Cette répression vise les défenseurs des droits humains et les militants de la société civile, dont un grand nombre ont été harcelés, menacés, arrêtés, voire tués en raison de leur travail de défense des droits humains.
La liberté de la presse est également attaquée. Le 19 septembre 2021, le Centre d’information et des médias du Gouvernement (GMIC), contrôlé par les talibans, a publié une ordonnance aux formulations vagues interdisant aux journalistes de publier des articles « contraires à l’islam » ou « insultant des personnalités nationales ».
Au cours de l’année écoulée, plus de 80 journalistes ont été arrêtés et torturés pour avoir couvert des manifestations pacifiques.
L’opposition sévèrement punie
Depuis août 2021, plusieurs informations ont indiqué que des soldats talibans avaient frappé et torturé des membres de la population afghane considérés comme ayant enfreint des décrets talibans ou accusés de travailler avec l’ancien gouvernement.
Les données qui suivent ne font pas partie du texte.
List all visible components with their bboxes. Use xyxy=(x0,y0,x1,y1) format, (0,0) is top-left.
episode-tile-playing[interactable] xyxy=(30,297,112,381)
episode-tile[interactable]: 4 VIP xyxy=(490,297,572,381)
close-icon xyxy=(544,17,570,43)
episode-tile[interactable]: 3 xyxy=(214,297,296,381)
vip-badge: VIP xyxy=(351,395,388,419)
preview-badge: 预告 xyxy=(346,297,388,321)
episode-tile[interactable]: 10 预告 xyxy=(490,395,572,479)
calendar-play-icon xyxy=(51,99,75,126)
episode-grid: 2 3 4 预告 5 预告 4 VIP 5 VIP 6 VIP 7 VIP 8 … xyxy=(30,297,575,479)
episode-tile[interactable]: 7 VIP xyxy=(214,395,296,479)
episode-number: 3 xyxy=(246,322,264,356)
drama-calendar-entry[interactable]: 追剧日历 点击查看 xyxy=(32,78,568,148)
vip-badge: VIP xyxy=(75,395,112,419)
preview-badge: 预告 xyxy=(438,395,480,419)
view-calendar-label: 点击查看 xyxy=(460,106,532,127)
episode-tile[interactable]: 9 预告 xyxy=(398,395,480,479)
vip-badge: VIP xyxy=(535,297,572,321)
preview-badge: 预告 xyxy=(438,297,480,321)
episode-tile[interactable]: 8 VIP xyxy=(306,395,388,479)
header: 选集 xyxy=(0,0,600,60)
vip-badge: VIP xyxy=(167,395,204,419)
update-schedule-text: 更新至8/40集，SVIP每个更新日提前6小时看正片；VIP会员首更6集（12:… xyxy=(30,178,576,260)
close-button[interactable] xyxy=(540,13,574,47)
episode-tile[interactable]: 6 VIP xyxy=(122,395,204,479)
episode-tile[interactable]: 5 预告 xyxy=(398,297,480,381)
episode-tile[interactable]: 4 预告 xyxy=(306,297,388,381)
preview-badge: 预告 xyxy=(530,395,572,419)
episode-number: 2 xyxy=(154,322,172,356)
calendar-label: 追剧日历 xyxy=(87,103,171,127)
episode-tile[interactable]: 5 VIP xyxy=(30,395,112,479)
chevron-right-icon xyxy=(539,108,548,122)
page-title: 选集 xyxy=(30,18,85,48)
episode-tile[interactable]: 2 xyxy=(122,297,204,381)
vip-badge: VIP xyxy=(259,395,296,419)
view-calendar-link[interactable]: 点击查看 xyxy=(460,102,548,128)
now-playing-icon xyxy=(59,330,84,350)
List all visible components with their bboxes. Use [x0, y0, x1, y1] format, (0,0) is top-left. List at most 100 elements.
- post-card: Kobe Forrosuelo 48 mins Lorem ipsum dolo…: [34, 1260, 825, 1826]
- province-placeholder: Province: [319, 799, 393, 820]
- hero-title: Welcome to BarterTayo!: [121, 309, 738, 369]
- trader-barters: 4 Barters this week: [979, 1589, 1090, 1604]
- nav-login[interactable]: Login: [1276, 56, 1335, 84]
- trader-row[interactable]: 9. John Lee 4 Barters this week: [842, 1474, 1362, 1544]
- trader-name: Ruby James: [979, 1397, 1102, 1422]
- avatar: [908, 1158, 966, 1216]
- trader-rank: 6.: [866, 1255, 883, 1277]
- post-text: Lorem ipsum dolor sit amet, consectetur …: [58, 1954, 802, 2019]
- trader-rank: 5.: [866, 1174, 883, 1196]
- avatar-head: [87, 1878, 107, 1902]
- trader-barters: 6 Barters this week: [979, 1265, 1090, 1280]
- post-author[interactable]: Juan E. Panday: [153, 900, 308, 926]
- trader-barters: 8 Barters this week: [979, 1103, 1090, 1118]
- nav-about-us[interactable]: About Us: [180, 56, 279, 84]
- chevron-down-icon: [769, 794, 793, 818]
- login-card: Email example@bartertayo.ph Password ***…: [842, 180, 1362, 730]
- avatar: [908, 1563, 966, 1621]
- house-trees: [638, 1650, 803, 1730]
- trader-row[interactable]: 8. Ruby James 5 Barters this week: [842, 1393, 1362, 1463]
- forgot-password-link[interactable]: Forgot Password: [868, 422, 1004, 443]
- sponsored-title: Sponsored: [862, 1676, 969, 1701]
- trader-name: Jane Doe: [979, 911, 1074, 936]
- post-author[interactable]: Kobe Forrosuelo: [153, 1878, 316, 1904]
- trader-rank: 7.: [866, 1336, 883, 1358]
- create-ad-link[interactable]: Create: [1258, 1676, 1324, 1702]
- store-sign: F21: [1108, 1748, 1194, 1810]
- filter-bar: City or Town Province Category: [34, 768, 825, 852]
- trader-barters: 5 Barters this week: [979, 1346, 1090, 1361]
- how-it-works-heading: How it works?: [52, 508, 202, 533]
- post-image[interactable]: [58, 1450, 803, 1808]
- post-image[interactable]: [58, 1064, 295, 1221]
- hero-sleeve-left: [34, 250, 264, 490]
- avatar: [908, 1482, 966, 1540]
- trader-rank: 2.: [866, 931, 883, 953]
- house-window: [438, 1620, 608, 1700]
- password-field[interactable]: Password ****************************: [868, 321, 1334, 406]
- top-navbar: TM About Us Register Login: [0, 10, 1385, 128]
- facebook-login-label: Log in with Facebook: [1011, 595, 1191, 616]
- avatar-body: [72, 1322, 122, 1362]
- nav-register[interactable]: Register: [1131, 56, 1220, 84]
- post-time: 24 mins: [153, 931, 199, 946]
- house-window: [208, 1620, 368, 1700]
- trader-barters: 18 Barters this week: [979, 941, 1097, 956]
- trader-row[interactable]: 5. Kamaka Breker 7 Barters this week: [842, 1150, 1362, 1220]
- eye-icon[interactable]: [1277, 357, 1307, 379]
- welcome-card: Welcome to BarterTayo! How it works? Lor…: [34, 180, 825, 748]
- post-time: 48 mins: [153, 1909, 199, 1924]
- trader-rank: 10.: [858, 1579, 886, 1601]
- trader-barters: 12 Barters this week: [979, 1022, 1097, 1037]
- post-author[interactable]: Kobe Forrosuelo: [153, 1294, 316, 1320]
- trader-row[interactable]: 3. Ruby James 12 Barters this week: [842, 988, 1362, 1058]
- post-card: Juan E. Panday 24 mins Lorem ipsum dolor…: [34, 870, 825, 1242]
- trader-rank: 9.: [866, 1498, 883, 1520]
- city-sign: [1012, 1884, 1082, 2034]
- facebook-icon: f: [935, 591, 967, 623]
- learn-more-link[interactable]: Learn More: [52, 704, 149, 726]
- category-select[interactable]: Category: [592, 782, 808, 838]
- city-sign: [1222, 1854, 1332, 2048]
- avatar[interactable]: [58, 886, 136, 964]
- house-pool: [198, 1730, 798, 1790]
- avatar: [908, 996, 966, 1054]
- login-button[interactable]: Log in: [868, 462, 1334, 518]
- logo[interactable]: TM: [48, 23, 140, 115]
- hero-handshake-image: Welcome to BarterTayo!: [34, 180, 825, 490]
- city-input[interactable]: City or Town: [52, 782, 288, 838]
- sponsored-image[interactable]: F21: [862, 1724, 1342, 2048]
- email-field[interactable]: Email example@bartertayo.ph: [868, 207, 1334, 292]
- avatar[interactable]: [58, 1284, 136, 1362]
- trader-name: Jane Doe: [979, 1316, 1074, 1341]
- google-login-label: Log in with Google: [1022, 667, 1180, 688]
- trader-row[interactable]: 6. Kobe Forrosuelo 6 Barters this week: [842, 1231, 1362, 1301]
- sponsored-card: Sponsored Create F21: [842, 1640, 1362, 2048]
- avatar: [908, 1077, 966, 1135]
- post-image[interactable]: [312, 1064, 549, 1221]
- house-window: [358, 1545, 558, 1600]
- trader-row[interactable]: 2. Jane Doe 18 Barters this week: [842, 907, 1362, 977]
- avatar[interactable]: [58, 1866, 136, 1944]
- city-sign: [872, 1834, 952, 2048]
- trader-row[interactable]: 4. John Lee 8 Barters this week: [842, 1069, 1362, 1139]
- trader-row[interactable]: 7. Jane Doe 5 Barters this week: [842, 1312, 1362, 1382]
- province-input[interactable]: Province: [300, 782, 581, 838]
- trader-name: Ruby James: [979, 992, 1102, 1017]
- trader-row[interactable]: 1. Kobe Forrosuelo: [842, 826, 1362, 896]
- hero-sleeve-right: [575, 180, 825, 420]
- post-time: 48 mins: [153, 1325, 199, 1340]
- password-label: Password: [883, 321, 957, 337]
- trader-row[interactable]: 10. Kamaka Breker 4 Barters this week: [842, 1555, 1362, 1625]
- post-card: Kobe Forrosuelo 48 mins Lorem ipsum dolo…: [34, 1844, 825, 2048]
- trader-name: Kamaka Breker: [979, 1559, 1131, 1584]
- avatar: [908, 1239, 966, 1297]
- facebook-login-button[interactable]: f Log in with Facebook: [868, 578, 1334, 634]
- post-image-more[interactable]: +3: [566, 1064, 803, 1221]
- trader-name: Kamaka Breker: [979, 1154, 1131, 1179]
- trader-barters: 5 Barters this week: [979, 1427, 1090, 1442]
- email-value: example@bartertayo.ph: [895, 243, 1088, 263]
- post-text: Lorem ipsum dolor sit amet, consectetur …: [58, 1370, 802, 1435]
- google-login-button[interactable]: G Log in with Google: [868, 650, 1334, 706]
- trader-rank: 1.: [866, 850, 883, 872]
Des centaines de civils ont été arrêtés illégalement. Nombre de ces personnes ont été frappées avec des crosses de fusil ou fouettées lors de leur arrestation. Sahiba* (son nom a été modifié), une manifestante, a déclaré que son corps était couvert d’ecchymoses une fois que les talibans en avaient eu terminé avec elle.
« Il n’y a eu ni tribunal, ni inculpation, ni procédure régulière. Nous avons été enlevées dans la rue et emprisonnées dans une prison privée pendant plusieurs jours pendant lesquels nous n’avons pas pu contacter notre famille, un avocat ou tout autre représentant… Certaines des femmes et des filles qui étaient dans la même pièce que moi ne sont jamais revenues et aucune d’entre nous ne savait ce qui leur était arrivé », a témoigné Sahiba.
Des exécutions extrajudiciaires et des disparitions forcées
Les homicides motivés par la vengeance, les exécutions sommaires de combattants présumés de la résistance et d’autres crimes qui auraient été commis depuis la prise de pouvoir des talibans pourraient constituer des crimes de guerre.
Des centaines d’exécutions extrajudiciaires ont eu lieu, et des corps avec des blessures par balle et des marques de torture ont été retrouvés. Des dizaines de personnes prises pour cible en raison de leur travail avec le gouvernement précédent ou de leur implication présumée dans la résistance contre les talibans ont disparu, et on ignore toujours où elles se trouvent.
Torab Kakar, 34 ans, a déclaré que, bien qu’il ait reçu une « lettre d’amnistie » des talibans, son ami Jalal, qui avait été membre des Forces de sécurité et de défense nationale afghanes (ANDSF), avait été arrêté et conduit vers un lieu inconnu par les talibans.
Selon des témoins interrogés, les talibans ont exécuté de manière extrajudiciaire neuf anciens membres des ANDSF alors qu’ils s’étaient rendus, et ces homicides pourraient constituer des crimes de guerre.
Des minorités ethniques et religieuses persécutées
Dans les semaines qui ont suivi la prise de pouvoir des talibans, des informations ont indiqué que des personnes non pachtounes avaient été expulsées de force de leurs maisons et de leurs fermes afin que les talibans puissent récompenser leurs sympathisants. Ils leur ont offert les terres prises aux personnes hazaras, turkmènes et ouzbeks.
Des expulsions ont été signalées dans tout le pays, notamment dans les provinces de Balkh, du Helmand, de Daikundi, de Kandahar et de l’Uruzgan, ce qui a augmenté le nombre déjà très élevé de personnes déplacées à l’intérieur du pays.